The women said they didn't know Lima or Broche, although the sisters
are from
Placetas, not far from Aguada de Moya. They said they didn't
know Juan Carlos
Ruiz either, though Perez said she had been to El Palacio many
times.
``Whenever I buy bacalao I go there. It's good, very fresh. But
like I go to any
other establishment, like Publix,'' she said.
EXTENDED FAMILY
The women live with their extended family in a peach-colored,
perfectly
manicured, $260,000, 3-bedroom, 2-bath house with a swimming
pool and an
American Eagle mailbox.
In addition to Perez and her husband Antonio, at least 17 other
people with
Hispanic surnames have lived in the Perez home since April, 1998,
according to
Florida driver's license records.
Asked about it later, Francisco said she only recognized some of the names.
``Some of those are family and when they first came, at the beginning,
they lived
with us. But it can't be that many. That's too many,'' she said.
The current residents include the six relatives who were repatriated
after the June
incident. They came in a second trip Nov. 2 -- in the same boat
as Morales and
Herrera. Perez and Francisco said they didn't know about that
trip either.
``It was a complete surprise when they arrived,'' Francisco said.
That's not very likely, feds say.
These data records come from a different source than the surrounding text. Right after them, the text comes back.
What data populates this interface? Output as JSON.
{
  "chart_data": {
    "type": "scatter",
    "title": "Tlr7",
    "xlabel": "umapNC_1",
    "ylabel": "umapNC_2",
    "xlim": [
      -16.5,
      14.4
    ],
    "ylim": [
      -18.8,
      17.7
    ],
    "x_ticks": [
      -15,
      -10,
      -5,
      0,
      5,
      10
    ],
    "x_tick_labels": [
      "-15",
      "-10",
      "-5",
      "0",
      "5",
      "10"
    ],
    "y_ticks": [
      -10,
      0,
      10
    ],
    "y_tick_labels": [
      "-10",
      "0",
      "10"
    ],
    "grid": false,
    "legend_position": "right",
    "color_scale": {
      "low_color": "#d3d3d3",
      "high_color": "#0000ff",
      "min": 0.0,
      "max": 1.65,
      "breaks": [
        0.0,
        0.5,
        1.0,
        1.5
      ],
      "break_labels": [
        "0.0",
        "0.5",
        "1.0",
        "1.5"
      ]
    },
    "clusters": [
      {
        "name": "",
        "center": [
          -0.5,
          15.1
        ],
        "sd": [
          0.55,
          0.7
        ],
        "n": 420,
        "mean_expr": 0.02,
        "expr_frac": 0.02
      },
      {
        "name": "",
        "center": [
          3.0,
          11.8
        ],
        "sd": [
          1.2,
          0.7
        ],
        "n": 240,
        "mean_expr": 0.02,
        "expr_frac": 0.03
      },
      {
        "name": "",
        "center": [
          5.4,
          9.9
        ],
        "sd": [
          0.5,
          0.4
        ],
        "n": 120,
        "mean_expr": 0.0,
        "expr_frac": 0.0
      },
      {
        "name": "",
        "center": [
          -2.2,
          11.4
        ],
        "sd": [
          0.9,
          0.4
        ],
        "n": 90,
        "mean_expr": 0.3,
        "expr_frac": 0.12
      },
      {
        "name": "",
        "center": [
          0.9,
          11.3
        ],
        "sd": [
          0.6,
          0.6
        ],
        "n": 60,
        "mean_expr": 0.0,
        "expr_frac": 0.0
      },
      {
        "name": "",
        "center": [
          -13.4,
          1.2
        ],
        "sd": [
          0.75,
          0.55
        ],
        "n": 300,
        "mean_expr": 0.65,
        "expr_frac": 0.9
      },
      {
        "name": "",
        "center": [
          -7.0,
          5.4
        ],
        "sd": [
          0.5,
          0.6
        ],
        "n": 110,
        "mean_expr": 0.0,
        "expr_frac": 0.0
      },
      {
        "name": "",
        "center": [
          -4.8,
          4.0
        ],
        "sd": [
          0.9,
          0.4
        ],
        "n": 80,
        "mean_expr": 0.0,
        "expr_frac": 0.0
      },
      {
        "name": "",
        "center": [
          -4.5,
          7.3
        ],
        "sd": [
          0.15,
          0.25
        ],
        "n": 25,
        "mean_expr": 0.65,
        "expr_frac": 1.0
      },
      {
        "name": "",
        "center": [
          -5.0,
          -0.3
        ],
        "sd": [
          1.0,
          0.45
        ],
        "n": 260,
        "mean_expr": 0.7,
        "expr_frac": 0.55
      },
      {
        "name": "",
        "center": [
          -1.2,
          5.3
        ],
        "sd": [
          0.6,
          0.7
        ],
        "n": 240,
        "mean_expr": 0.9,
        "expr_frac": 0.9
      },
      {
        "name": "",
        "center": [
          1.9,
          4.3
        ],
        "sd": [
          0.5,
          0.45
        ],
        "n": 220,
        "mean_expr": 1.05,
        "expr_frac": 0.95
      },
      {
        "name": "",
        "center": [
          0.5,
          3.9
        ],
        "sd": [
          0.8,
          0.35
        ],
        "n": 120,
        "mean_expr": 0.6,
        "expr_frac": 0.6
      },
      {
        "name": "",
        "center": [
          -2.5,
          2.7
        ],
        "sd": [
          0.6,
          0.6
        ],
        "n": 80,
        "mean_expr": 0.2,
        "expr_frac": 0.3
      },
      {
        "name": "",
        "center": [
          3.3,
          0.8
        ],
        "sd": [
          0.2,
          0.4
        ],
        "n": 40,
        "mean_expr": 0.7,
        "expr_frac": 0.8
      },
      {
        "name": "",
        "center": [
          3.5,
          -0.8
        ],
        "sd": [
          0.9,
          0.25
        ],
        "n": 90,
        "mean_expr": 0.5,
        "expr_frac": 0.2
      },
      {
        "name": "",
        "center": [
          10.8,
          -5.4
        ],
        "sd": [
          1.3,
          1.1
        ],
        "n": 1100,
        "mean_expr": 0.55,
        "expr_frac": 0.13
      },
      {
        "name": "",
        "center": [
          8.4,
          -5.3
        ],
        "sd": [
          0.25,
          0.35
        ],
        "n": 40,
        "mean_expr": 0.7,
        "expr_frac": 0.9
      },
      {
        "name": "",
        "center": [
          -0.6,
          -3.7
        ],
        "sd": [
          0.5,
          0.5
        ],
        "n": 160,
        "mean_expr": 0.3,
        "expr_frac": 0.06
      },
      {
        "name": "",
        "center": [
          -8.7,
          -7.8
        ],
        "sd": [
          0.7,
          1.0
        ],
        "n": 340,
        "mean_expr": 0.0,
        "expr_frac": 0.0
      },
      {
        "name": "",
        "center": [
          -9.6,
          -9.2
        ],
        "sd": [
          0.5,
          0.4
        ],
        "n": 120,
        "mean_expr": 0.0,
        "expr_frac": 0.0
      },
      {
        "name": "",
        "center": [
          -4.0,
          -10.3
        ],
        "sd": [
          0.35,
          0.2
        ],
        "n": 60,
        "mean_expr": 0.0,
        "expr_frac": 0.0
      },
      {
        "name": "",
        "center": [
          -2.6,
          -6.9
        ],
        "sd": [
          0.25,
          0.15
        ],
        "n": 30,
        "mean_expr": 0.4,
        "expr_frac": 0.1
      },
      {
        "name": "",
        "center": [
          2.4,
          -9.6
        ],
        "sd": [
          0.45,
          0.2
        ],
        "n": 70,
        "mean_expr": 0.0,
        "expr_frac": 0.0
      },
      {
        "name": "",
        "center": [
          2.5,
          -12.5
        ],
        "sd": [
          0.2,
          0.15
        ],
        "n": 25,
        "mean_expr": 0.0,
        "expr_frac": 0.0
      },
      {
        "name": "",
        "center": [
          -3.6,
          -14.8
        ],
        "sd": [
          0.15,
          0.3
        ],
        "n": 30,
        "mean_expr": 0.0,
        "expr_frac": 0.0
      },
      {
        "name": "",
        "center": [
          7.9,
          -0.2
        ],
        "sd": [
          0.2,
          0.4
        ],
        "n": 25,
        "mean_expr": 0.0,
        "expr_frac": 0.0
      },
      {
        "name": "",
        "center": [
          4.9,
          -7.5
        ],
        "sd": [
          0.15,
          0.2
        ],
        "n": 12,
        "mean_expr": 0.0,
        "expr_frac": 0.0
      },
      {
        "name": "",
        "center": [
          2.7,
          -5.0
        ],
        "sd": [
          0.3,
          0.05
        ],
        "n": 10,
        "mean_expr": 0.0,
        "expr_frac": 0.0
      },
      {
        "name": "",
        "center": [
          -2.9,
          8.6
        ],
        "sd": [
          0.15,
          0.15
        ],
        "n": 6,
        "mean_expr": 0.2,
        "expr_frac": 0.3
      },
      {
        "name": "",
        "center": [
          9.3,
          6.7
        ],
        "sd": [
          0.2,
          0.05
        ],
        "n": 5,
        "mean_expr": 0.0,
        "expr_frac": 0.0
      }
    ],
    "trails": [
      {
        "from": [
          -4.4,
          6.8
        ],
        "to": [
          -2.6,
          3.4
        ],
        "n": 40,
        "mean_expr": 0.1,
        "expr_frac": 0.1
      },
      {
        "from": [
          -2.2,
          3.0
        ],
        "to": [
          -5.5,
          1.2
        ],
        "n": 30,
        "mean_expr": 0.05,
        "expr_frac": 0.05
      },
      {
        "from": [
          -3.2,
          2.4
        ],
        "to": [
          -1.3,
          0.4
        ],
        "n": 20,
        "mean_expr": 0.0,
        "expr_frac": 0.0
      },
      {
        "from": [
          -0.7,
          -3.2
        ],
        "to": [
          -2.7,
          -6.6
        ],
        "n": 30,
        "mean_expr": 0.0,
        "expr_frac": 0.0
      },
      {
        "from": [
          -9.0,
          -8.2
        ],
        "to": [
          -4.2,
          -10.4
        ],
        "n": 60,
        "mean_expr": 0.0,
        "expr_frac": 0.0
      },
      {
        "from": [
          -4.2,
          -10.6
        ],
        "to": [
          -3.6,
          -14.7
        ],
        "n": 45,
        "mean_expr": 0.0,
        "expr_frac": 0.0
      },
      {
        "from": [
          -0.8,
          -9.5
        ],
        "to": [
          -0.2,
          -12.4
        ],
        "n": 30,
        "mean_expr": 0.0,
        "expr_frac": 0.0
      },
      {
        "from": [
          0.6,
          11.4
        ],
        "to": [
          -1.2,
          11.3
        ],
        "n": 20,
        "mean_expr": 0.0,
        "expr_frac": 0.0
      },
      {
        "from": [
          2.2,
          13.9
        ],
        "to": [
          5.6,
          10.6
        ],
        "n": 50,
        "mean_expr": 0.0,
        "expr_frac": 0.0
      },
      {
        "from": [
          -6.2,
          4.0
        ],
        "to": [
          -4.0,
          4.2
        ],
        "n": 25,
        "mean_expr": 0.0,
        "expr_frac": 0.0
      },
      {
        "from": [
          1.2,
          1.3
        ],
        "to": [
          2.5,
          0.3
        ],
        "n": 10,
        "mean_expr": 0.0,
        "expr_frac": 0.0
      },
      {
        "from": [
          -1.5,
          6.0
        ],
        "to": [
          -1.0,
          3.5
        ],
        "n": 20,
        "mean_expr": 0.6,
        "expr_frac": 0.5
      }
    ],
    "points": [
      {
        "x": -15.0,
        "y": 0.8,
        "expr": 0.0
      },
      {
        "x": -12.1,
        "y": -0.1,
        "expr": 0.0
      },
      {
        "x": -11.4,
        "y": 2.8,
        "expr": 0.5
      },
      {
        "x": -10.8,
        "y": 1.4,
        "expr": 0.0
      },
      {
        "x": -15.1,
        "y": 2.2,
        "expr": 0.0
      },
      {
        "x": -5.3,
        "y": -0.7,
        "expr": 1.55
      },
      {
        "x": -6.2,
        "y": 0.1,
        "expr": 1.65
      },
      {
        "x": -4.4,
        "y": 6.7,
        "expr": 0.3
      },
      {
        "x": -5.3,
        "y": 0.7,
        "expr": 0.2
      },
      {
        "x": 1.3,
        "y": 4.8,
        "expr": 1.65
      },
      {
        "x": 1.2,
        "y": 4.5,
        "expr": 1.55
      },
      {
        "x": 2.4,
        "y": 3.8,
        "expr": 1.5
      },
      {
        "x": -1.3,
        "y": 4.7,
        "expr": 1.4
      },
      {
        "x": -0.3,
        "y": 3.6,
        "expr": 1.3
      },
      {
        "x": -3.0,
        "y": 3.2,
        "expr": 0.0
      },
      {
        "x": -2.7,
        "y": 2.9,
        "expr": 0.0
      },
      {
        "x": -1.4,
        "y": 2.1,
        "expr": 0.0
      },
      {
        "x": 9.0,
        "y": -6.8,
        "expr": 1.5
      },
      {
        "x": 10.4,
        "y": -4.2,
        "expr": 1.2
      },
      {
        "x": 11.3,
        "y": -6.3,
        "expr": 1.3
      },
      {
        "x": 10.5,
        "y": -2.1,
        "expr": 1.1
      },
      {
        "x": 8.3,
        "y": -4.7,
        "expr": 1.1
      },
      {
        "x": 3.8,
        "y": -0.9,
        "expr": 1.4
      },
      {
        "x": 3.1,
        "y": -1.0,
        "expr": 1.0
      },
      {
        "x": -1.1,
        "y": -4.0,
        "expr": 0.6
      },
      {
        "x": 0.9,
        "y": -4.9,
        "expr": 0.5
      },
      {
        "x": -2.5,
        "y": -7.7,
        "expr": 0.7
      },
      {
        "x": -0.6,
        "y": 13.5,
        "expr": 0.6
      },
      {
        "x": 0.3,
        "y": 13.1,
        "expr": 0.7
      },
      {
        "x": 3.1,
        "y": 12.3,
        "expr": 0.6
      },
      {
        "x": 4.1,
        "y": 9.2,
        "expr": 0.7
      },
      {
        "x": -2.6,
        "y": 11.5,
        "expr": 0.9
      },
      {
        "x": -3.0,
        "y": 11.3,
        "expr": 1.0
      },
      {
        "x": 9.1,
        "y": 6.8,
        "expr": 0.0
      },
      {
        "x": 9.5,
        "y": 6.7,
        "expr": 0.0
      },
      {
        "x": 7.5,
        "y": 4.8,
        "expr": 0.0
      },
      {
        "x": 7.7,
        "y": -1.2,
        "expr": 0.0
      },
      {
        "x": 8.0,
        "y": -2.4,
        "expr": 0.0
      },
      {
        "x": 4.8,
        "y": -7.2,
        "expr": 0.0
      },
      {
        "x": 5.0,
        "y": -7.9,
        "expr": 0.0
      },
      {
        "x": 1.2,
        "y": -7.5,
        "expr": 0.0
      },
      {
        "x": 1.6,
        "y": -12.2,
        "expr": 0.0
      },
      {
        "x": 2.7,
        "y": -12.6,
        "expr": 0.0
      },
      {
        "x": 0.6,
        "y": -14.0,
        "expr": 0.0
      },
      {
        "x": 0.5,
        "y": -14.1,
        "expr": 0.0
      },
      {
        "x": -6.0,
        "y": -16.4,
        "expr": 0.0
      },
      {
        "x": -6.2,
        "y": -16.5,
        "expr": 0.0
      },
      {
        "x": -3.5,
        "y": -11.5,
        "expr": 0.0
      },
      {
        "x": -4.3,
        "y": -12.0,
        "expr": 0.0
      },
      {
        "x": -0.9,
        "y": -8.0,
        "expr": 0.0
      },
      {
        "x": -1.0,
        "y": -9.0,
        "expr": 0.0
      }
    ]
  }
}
Quiñones, of the Border
Patrol, said the second
trip was likely part of the smuggling deal.
``It's part of their marketing strategy,'' he said. ``They tell
you that if your people
are sent back, they will keep trying until they get them out.''
Here's what is clear: 14 of the original 37 were on that boat
on Nov. 2. However
they did it, they overcame the sea -- and the law.